米NYSEユーロネクストはこのほど報告をまとめ、2010年上半期、中国は世界でIPO(新規公開株)が最も活発に行われた国で、米国とブラジルに代わり世界一に躍り出たと発表した。うち、深セン証券取引所の調達額は226億ドルで世界トップ、上海証券取引所は112億ドルで4位だった。
調達額が世界一となったのに比べ、中国の金融情報サービス会社Windinの統計では、中国の大陸A株市場は上半期に「下げ幅世界2位」となった。
この「1位」と「2位」が同時に現れたのには、どのような背景があるのだろうか。
上半期に216社がIPO
2010年上半期は計216社の中国企業がIPOを行い、約348億ドルを調達した。2位と3位にそれぞれ米国(IPO72社、調達額128億ドル)と日本(IPO11社、調達額113億ドル)がつける。昨年の順位は1位米国、2位ブラジル、3位中国だった。

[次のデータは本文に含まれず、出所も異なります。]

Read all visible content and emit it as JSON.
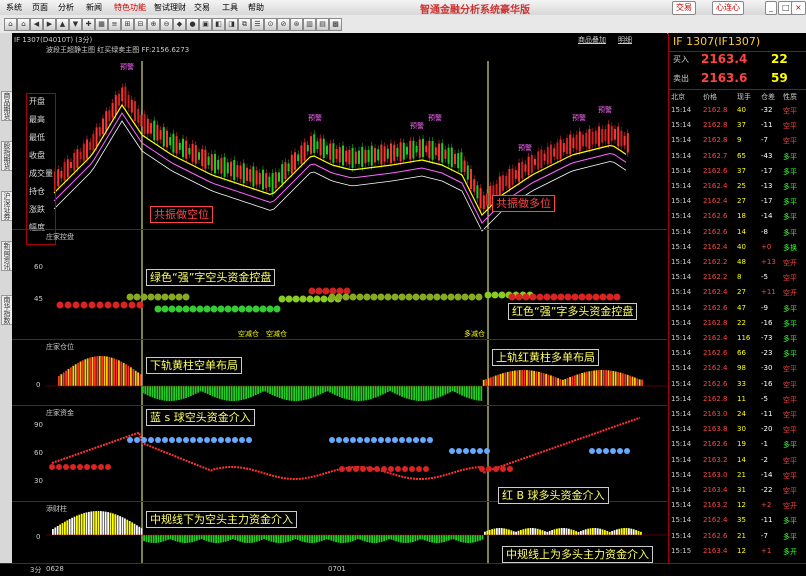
{
  "app": {
    "brand": "智通金融分析系统豪华版"
  },
  "menu": [
    {
      "label": "系统",
      "active": false
    },
    {
      "label": "页面",
      "active": false
    },
    {
      "label": "分析",
      "active": false
    },
    {
      "label": "新闻",
      "active": false
    },
    {
      "label": "特色功能",
      "active": true
    },
    {
      "label": "智试理财",
      "active": false
    },
    {
      "label": "交易",
      "active": false
    },
    {
      "label": "工具",
      "active": false
    },
    {
      "label": "帮助",
      "active": false
    }
  ],
  "top_buttons": {
    "trade": "交易",
    "heart": "心连心"
  },
  "left_tabs": [
    "商品期货",
    "股指期货",
    "沪深证券",
    "新闻资讯",
    "南华指数"
  ],
  "chart_header": {
    "symbol_line": "IF 1307(D4010T) (3分)",
    "main_title": "波段王超静主图 红买绿卖主图 FF:2156.6273",
    "link1": "商品叠加",
    "link2": "明细"
  },
  "stats": [
    "开盘",
    "最高",
    "最低",
    "收盘",
    "成交量",
    "持仓",
    "涨跌",
    "幅度"
  ],
  "panels": {
    "p2_title": "庄家控盘",
    "p3_title": "庄家仓位",
    "p4_title": "庄家资金",
    "p5_title": "添财柱",
    "p2_y": [
      "60",
      "45"
    ],
    "p3_y": [
      "0"
    ],
    "p4_y": [
      "90",
      "60",
      "30"
    ],
    "p5_y": [
      "0"
    ]
  },
  "markers": {
    "warn": "预警",
    "short_mark": "空减仓",
    "short_add": "空减仓",
    "multi": "多减仓"
  },
  "annotations": {
    "a1": "共振做空位",
    "a2": "共振做多位",
    "a3": "绿色“强”字空头资金控盘",
    "a4": "红色“强”字多头资金控盘",
    "a5": "下轨黄柱空单布局",
    "a6": "上轨红黄柱多单布局",
    "a7": "蓝 s 球空头资金介入",
    "a8": "红 B 球多头资金介入",
    "a9": "中规线下为空头主力资金介入",
    "a10": "中规线上为多头主力资金介入"
  },
  "right_panel": {
    "title": "IF  1307(IF1307)",
    "buy_label": "买入",
    "buy_price": "2163.4",
    "buy_vol": "22",
    "sell_label": "卖出",
    "sell_price": "2163.6",
    "sell_vol": "59",
    "headers": [
      "北京",
      "价格",
      "现手",
      "仓差",
      "性质"
    ],
    "rows": [
      [
        "15:14",
        "2162.8",
        "40",
        "-32",
        "空平"
      ],
      [
        "15:14",
        "2162.8",
        "37",
        "-11",
        "空平"
      ],
      [
        "15:14",
        "2162.8",
        "9",
        "-7",
        "空平"
      ],
      [
        "15:14",
        "2162.7",
        "65",
        "-43",
        "多平"
      ],
      [
        "15:14",
        "2162.6",
        "37",
        "-17",
        "多平"
      ],
      [
        "15:14",
        "2162.4",
        "25",
        "-13",
        "多平"
      ],
      [
        "15:14",
        "2162.4",
        "27",
        "-17",
        "多平"
      ],
      [
        "15:14",
        "2162.6",
        "18",
        "-14",
        "多平"
      ],
      [
        "15:14",
        "2162.6",
        "14",
        "-8",
        "多平"
      ],
      [
        "15:14",
        "2162.4",
        "40",
        "+0",
        "多换"
      ],
      [
        "15:14",
        "2162.2",
        "48",
        "+13",
        "空开"
      ],
      [
        "15:14",
        "2162.2",
        "8",
        "-5",
        "空平"
      ],
      [
        "15:14",
        "2162.4",
        "27",
        "+11",
        "空开"
      ],
      [
        "15:14",
        "2162.6",
        "47",
        "-9",
        "多平"
      ],
      [
        "15:14",
        "2162.8",
        "22",
        "-16",
        "多平"
      ],
      [
        "15:14",
        "2162.4",
        "116",
        "-73",
        "多平"
      ],
      [
        "15:14",
        "2162.6",
        "66",
        "-23",
        "多平"
      ],
      [
        "15:14",
        "2162.4",
        "98",
        "-30",
        "空平"
      ],
      [
        "15:14",
        "2162.6",
        "33",
        "-16",
        "空平"
      ],
      [
        "15:14",
        "2162.8",
        "11",
        "-5",
        "空平"
      ],
      [
        "15:14",
        "2163.0",
        "24",
        "-11",
        "空平"
      ],
      [
        "15:14",
        "2163.8",
        "30",
        "-20",
        "空平"
      ],
      [
        "15:14",
        "2162.6",
        "19",
        "-1",
        "多平"
      ],
      [
        "15:14",
        "2163.2",
        "14",
        "-2",
        "空平"
      ],
      [
        "15:14",
        "2163.0",
        "21",
        "-14",
        "空平"
      ],
      [
        "15:14",
        "2163.4",
        "31",
        "-22",
        "空平"
      ],
      [
        "15:14",
        "2163.2",
        "12",
        "+2",
        "空开"
      ],
      [
        "15:14",
        "2162.4",
        "35",
        "-11",
        "多平"
      ],
      [
        "15:14",
        "2162.6",
        "21",
        "-7",
        "多平"
      ],
      [
        "15:15",
        "2163.4",
        "12",
        "+1",
        "多开"
      ]
    ]
  },
  "bottom": {
    "left": "3分",
    "date1": "0628",
    "date2": "0701"
  }
}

取引所別に見ると、2010年上半期、調達額が世界最大となった中国の深セン証券取引所では161社がIPOを行い、調達額は226億ドルに達した。2位はNYSEユーロネクスト(IPO55社、調達額134億ドル)、3位は東京証券取引所(IPO4社、調達額112億ドル)、4位は中国の上海証券取引所(IPO11社、調達額82億ドル)。米ナスダックはIPO43社、調達額50億ドルで8位。
A株の下げ幅は世界2位
中国金融情報サービス会社Windinの統計によると、今年上半期は世界の株式市場が金融危機、欧州の債務危機、ギリシャの債務危機の影響を受け全面的に下落した。
下げ幅トップはギリシャのASE指数(下げ幅34.6%)、2位は中国の上海総合指数(26.82%)、3位はスペインのIBEX 35指数。

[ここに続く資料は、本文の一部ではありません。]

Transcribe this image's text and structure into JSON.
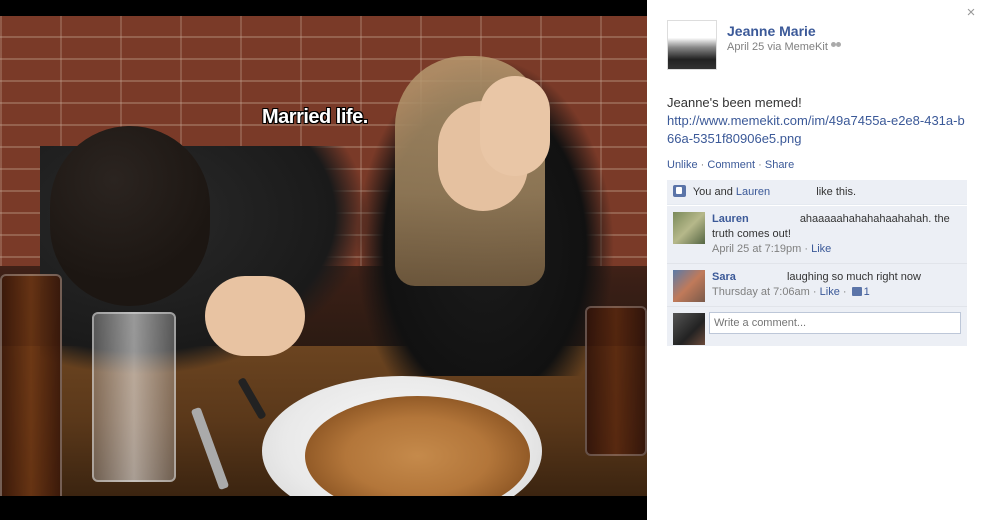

データによると、上海総合指数は今年初めの3277.14ポイントから上半期の最終営業日(6月30日)には2398.37ポイントに878.77ポイント下落した。深セン成分指数は31.48%下落、中小企業ボード指数は10.03%下落した。
ギリシャとスペインの下落の原因が債務危機の影響によるものだとはっきりしていれば、中国のA株の下落は理に適っていないと言える。国家統計局の統計によると、中国の上半期のGDPは前年同期比11.1%伸び、全国の一定規模以上の工業企業(国有企業または年売上高500万元以上の非国有企業)の利益は1兆5397億元で同81.6%増加している。
GDPと企業の利益は2ケタ増となっているのに、株式市場は大幅に下落するというのは、A株はどうなっているのだろうか。